Americans once got so wound up about the Christmas sales at Wal-Mart, security guard Jdimytai Damour was trampled to death by 2000 crazy-eyed bargain hunters.
"They took the doors off the hinges. He was trampled and killed in front of me," said Damour's workmate. "They took me down, too. I literally had to fight people off my back."
Well, a study has now proven what we already knew from experience: large crowded sales and other ladies' pointy elbows as they eagle-eye the bargains and block your view of all the nice things and bloody prams in your way and no more Nurofen in your handbag but head's thumping and EVERY. SINGLE. SIZE. EXCEPT. YOURS can actually make you go hands-in-the-air cuckoo.
In order to discover this, researchers probed the brains of people who'd recently shopped in a major sale.
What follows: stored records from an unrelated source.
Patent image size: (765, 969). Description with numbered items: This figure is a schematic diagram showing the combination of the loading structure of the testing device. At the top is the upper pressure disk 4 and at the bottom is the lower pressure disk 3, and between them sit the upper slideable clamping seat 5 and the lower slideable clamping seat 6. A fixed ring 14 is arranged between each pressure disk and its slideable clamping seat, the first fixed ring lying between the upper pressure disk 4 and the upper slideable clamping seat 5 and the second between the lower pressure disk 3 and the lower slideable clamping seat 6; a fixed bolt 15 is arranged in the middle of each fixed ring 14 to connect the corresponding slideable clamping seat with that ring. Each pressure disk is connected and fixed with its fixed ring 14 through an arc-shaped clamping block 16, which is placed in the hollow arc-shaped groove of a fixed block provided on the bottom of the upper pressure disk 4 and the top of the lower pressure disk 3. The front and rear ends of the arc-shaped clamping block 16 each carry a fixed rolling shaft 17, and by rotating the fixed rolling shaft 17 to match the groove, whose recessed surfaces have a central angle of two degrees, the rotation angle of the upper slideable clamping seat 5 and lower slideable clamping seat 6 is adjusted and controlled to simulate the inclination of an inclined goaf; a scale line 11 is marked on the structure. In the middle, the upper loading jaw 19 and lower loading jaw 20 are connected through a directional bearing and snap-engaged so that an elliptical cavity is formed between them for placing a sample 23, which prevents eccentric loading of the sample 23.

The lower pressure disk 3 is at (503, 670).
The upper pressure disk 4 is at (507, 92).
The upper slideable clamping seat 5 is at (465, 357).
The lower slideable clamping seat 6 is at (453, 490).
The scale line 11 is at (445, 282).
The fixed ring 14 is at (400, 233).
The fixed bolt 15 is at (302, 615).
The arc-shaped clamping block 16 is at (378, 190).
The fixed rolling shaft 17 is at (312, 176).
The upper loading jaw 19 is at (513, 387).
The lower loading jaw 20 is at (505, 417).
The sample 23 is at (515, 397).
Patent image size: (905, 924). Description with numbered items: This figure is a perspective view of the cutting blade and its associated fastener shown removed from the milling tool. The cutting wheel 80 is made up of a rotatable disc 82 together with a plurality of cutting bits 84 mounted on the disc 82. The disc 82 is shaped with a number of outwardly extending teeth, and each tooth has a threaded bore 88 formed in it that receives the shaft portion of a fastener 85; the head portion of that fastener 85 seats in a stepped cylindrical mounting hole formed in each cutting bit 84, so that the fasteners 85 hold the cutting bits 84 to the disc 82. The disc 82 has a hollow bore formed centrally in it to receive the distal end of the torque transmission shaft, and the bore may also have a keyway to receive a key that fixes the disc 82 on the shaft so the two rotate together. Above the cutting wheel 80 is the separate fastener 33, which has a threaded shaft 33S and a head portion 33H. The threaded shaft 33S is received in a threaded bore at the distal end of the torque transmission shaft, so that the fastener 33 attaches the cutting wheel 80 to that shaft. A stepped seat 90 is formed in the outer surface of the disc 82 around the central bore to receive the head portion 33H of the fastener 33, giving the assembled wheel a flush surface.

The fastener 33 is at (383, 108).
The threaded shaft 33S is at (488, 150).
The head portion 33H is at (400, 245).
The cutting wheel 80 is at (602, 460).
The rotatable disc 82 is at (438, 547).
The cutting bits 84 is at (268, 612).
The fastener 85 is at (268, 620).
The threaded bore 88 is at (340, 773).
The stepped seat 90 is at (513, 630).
They found 20 per cent experienced high levels of anxiety; 23 per cent experienced de-realisation (a shift in their perception of reality); and almost half felt a lack of empathy for other shoppers/would possibly participate in some covert eye gouging if it meant getting what they wanted.
A quarter also said they fretted they'd miss out on the items they coveted, and nearly half said they felt "defeated". Participants were asked things like "While I was shopping, things didn't seem real to me," and "I felt like I was walking in a dream".